The State Prison at Nr. Snede
- Location: Nørre Snede, Central Denmark Region, Denmark.; 55°56′40″N 9°24′51″E﻿ / ﻿55.94442°N 9.41417°E;
- Status: Operational
- Opened: 1943
- Managed by: The Danish Prison and Probation Service
- Warden: Anne Marie Borggaard

= State Prison at Nr. Snede =

Prison in Denmark

Nørre Snede Prison (Nørre Snede Fængsel), also known as the State Prison at Nr. Snede (Statsfængslet ved Nr. Snede), is a prison located near Nørre Snede in Denmark. The location where the prison now stands was once the site of a girls' home but has been a prison since 1943.

== Capacity ==
The State Prison at Nr. Snede has an open unit with a capacity of 75, a closed unit with a capacity of 85 and a special unit for penalty and isolation with a capacity of 15. The prison mostly receive male prisoners from Zealand and the Copenhagen area in spite of this prison's geographical location in Jutland.

== Employment ==
The prisoners in the open section mainly works with maintenance, carpentry, animal keeping and assembly work.
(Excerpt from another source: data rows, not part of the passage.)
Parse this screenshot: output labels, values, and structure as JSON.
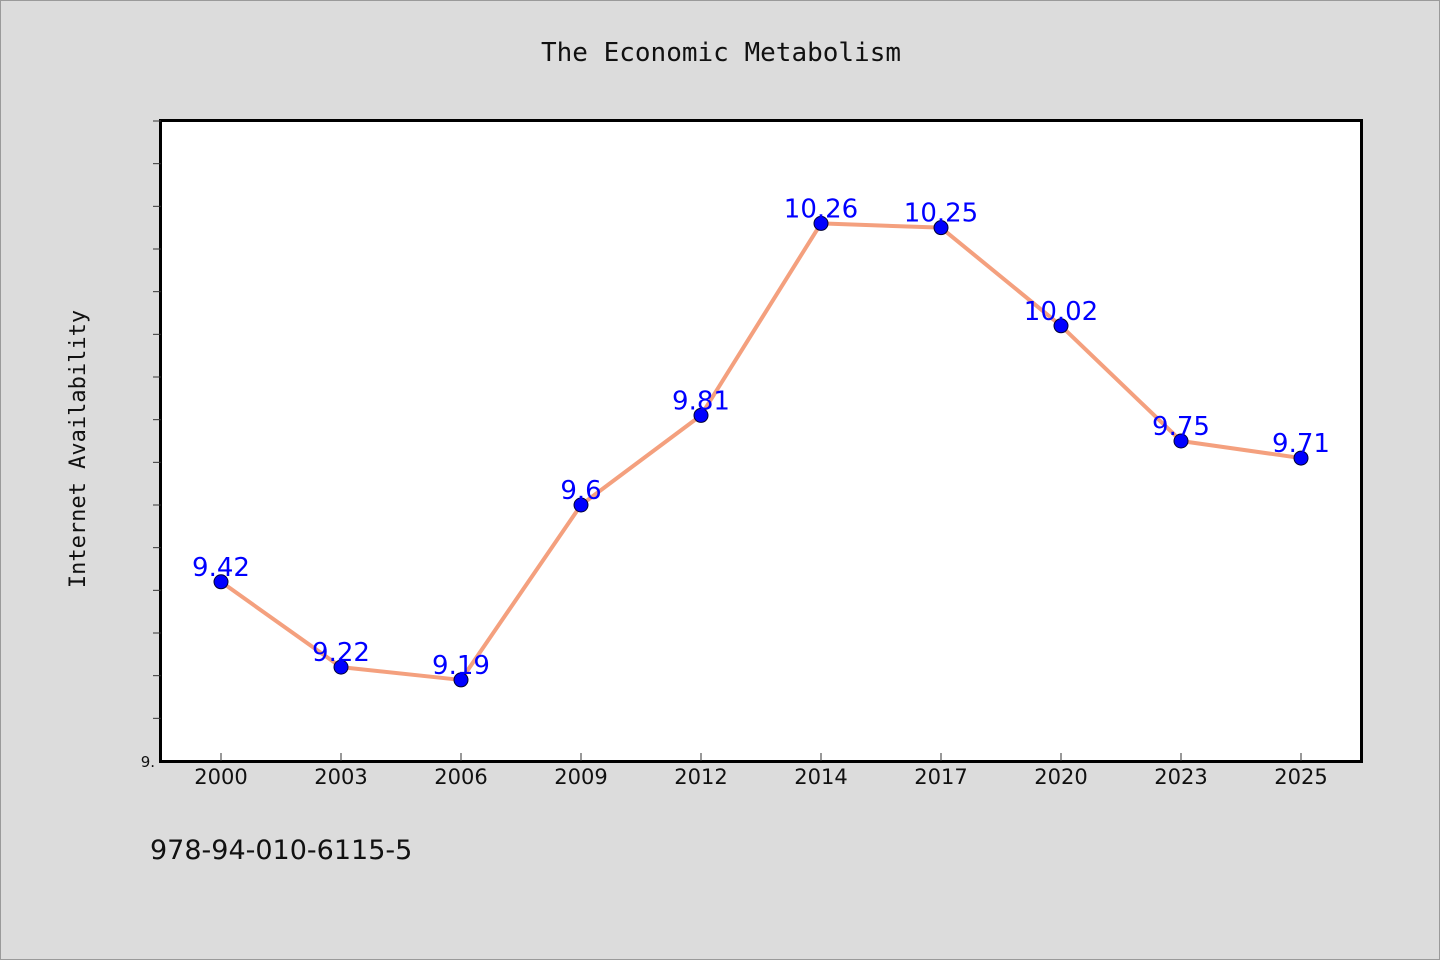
{
  "chart_data": {
    "type": "line",
    "title": "The Economic Metabolism",
    "xlabel": "",
    "ylabel": "Internet Availability",
    "categories": [
      "2000",
      "2003",
      "2006",
      "2009",
      "2012",
      "2014",
      "2017",
      "2020",
      "2023",
      "2025"
    ],
    "series": [
      {
        "values": [
          9.42,
          9.22,
          9.19,
          9.6,
          9.81,
          10.26,
          10.25,
          10.02,
          9.75,
          9.71
        ],
        "line_color": "#f4a07e",
        "marker_color": "#0000ff"
      }
    ],
    "data_labels": [
      "9.42",
      "9.22",
      "9.19",
      "9.6",
      "9.81",
      "10.26",
      "10.25",
      "10.02",
      "9.75",
      "9.71"
    ],
    "ylim": [
      9.0,
      10.5
    ],
    "ytick_labels": [
      "9."
    ],
    "grid": false,
    "legend": "none",
    "plot_background": "#ffffff",
    "page_background": "#dcdcdc"
  },
  "footer": {
    "text": "978-94-010-6115-5"
  }
}
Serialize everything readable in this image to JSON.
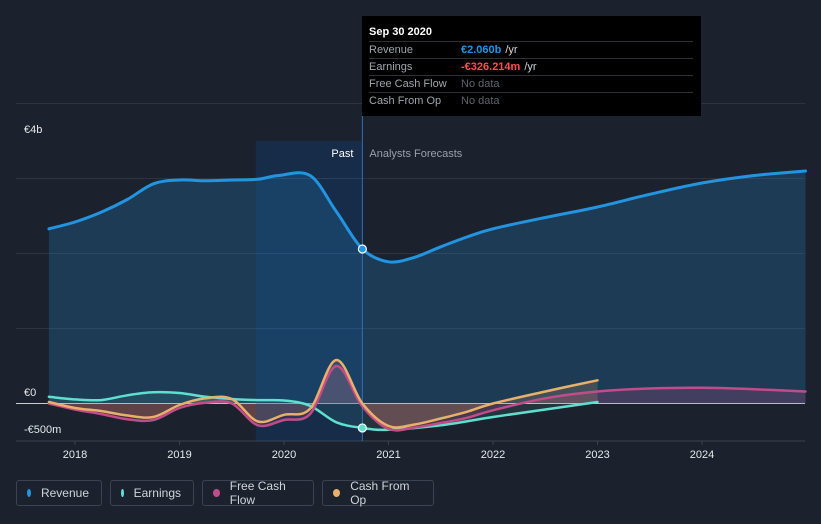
{
  "colors": {
    "revenue": "#2394df",
    "earnings": "#5fdfcf",
    "free_cash_flow": "#c44b8a",
    "cash_from_op": "#e8b06a",
    "background": "#1b222d"
  },
  "tooltip": {
    "date": "Sep 30 2020",
    "rows": [
      {
        "label": "Revenue",
        "value": "€2.060b",
        "unit": "/yr",
        "color": "#2394df"
      },
      {
        "label": "Earnings",
        "value": "-€326.214m",
        "unit": "/yr",
        "color": "#ff4f4f"
      },
      {
        "label": "Free Cash Flow",
        "value": "No data",
        "unit": ""
      },
      {
        "label": "Cash From Op",
        "value": "No data",
        "unit": ""
      }
    ]
  },
  "legend": [
    {
      "label": "Revenue",
      "color": "#2394df"
    },
    {
      "label": "Earnings",
      "color": "#5fdfcf"
    },
    {
      "label": "Free Cash Flow",
      "color": "#c44b8a"
    },
    {
      "label": "Cash From Op",
      "color": "#e8b06a"
    }
  ],
  "chart_data": {
    "type": "area",
    "title": "",
    "xlabel": "",
    "ylabel": "",
    "x_range": [
      2017.6,
      2024.99
    ],
    "ylim": [
      -500,
      4000
    ],
    "y_tick_labels": [
      {
        "value": 4000,
        "label": "€4b"
      },
      {
        "value": 0,
        "label": "€0"
      },
      {
        "value": -500,
        "label": "-€500m"
      }
    ],
    "x_ticks": [
      2018,
      2019,
      2020,
      2021,
      2022,
      2023,
      2024
    ],
    "grid_values": [
      4000,
      3000,
      2000,
      1000,
      0
    ],
    "past_label": "Past",
    "forecast_label": "Analysts Forecasts",
    "past_end": 2020.75,
    "past_shade_start": 2019.75,
    "series": [
      {
        "name": "Revenue",
        "points": [
          [
            2017.75,
            2330
          ],
          [
            2018.0,
            2420
          ],
          [
            2018.25,
            2550
          ],
          [
            2018.5,
            2720
          ],
          [
            2018.75,
            2930
          ],
          [
            2019.0,
            2980
          ],
          [
            2019.25,
            2970
          ],
          [
            2019.5,
            2980
          ],
          [
            2019.75,
            2990
          ],
          [
            2019.95,
            3040
          ],
          [
            2020.25,
            3040
          ],
          [
            2020.5,
            2560
          ],
          [
            2020.75,
            2060
          ],
          [
            2021.0,
            1890
          ],
          [
            2021.25,
            1950
          ],
          [
            2021.5,
            2090
          ],
          [
            2021.75,
            2220
          ],
          [
            2022.0,
            2330
          ],
          [
            2022.5,
            2480
          ],
          [
            2023.0,
            2620
          ],
          [
            2023.5,
            2790
          ],
          [
            2024.0,
            2940
          ],
          [
            2024.5,
            3040
          ],
          [
            2024.99,
            3100
          ]
        ]
      },
      {
        "name": "Earnings",
        "points": [
          [
            2017.75,
            90
          ],
          [
            2018.0,
            55
          ],
          [
            2018.25,
            45
          ],
          [
            2018.5,
            110
          ],
          [
            2018.75,
            150
          ],
          [
            2019.0,
            140
          ],
          [
            2019.25,
            90
          ],
          [
            2019.5,
            60
          ],
          [
            2019.75,
            45
          ],
          [
            2020.0,
            40
          ],
          [
            2020.25,
            -30
          ],
          [
            2020.5,
            -250
          ],
          [
            2020.75,
            -326
          ],
          [
            2021.0,
            -350
          ],
          [
            2021.5,
            -290
          ],
          [
            2022.0,
            -180
          ],
          [
            2022.5,
            -80
          ],
          [
            2023.0,
            20
          ]
        ]
      },
      {
        "name": "Free Cash Flow",
        "points": [
          [
            2017.75,
            0
          ],
          [
            2018.0,
            -80
          ],
          [
            2018.25,
            -140
          ],
          [
            2018.5,
            -210
          ],
          [
            2018.75,
            -220
          ],
          [
            2019.0,
            -60
          ],
          [
            2019.25,
            10
          ],
          [
            2019.5,
            0
          ],
          [
            2019.75,
            -290
          ],
          [
            2020.0,
            -220
          ],
          [
            2020.25,
            -140
          ],
          [
            2020.5,
            500
          ],
          [
            2020.75,
            -40
          ],
          [
            2021.0,
            -340
          ],
          [
            2021.25,
            -320
          ],
          [
            2021.5,
            -260
          ],
          [
            2021.75,
            -190
          ],
          [
            2022.0,
            -90
          ],
          [
            2022.5,
            70
          ],
          [
            2023.0,
            160
          ],
          [
            2023.5,
            200
          ],
          [
            2024.0,
            210
          ],
          [
            2024.5,
            190
          ],
          [
            2024.99,
            160
          ]
        ]
      },
      {
        "name": "Cash From Op",
        "points": [
          [
            2017.75,
            20
          ],
          [
            2018.0,
            -60
          ],
          [
            2018.25,
            -100
          ],
          [
            2018.5,
            -160
          ],
          [
            2018.75,
            -180
          ],
          [
            2019.0,
            -20
          ],
          [
            2019.25,
            70
          ],
          [
            2019.5,
            60
          ],
          [
            2019.75,
            -240
          ],
          [
            2020.0,
            -150
          ],
          [
            2020.25,
            -70
          ],
          [
            2020.5,
            580
          ],
          [
            2020.75,
            0
          ],
          [
            2021.0,
            -300
          ],
          [
            2021.25,
            -280
          ],
          [
            2021.5,
            -200
          ],
          [
            2021.75,
            -110
          ],
          [
            2022.0,
            0
          ],
          [
            2022.5,
            160
          ],
          [
            2023.0,
            310
          ]
        ]
      }
    ],
    "highlight": {
      "x": 2020.75,
      "revenue": 2060,
      "earnings": -326
    }
  }
}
Prisoners in the closed section mainly works with maintenance and assembly work.

== Education programs ==
The prisoners in the prison can attend either Preparatory Adult Education (in Danish and Mathematics), General Adult Education (in Danish, IT, Mathematics, English), Special Education for dyslexic people, refresher courses (in Danish and Mathematics for Technical school), various courses in sports, cooking and cost theory as well as courses in AutoCad.

== Treatment programs ==
The prison offers drug rehabilitation, cognitive proficiency and anger management programs to prisoners.